Card Skimmer
A physical device illegally attached to an ATM, fuel pump, or payment terminal that secretly reads and records card magnetic stripe data as the card is swiped or inserted.
Also known as: ATM skimmer, card reader overlay, payment card skimmer
Last reviewed: 1 June 2026
A card skimmer is a covert device placed over or inside a legitimate card reader — most commonly at ATMs, petrol station pumps, or retail point-of-sale terminals — that reads and stores the data encoded on a payment card's magnetic stripe as the card passes through. This data, combined with the cardholder's PIN (captured by a tiny hidden camera or a fake PIN pad overlay), gives criminals everything needed to clone the physical card.
Skimmers have become increasingly sophisticated: modern versions are thin overlays that fit flush with the card reader so victims notice nothing unusual, transmit captured data wirelessly via Bluetooth to a nearby fraudster who does not need to return to collect the device, and may remain in place for days or weeks.
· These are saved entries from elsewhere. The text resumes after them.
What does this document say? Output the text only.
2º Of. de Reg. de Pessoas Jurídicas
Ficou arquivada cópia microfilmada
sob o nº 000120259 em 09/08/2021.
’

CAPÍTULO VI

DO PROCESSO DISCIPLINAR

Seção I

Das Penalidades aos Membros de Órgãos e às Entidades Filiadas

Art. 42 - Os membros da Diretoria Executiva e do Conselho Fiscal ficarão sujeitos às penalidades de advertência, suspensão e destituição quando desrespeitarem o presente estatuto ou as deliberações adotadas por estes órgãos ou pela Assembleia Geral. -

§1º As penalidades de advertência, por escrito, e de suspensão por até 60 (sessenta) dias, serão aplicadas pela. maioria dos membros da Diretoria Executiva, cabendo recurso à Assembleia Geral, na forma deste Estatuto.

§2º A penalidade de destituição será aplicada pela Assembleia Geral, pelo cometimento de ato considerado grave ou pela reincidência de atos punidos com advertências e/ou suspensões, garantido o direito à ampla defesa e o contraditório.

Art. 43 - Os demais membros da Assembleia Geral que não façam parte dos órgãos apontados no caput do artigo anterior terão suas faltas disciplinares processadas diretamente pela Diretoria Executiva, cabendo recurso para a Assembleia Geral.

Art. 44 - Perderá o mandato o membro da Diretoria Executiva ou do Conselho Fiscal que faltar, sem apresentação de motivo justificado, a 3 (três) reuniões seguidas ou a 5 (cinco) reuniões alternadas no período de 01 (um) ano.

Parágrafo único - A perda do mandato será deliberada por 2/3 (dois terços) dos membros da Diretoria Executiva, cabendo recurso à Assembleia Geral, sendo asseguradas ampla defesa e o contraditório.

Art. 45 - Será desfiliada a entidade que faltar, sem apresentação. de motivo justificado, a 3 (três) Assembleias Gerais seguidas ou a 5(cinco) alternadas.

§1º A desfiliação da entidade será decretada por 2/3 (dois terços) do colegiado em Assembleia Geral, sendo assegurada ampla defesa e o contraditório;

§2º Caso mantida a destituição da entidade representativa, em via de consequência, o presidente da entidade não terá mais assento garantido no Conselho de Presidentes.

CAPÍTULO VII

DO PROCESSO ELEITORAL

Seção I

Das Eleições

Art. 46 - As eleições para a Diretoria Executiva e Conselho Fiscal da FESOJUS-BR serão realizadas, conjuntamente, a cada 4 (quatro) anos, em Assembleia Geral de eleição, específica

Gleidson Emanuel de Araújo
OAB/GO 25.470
Some skimmers incorporate a miniature camera mounted in a fake fascia piece above the keypad.
Institutions and acquirers combat skimming through regular physical inspection of terminals, anti-tamper seals, jitter mechanisms in ATM card readers (which move the card back and forth to confuse skimmer read heads), and by transitioning to chip-and-PIN technology, which is significantly harder to skim than magnetic stripes. Consumers can reduce risk by covering the keypad when entering PINs, using contactless payments, and checking card readers for loose or unusual overlays before inserting a card.
Examples
- Investigators find a thin plastic overlay fitted over an ATM card slot that has been collecting card magnetic stripe data and transmitting it by Bluetooth to a fraudster parked nearby.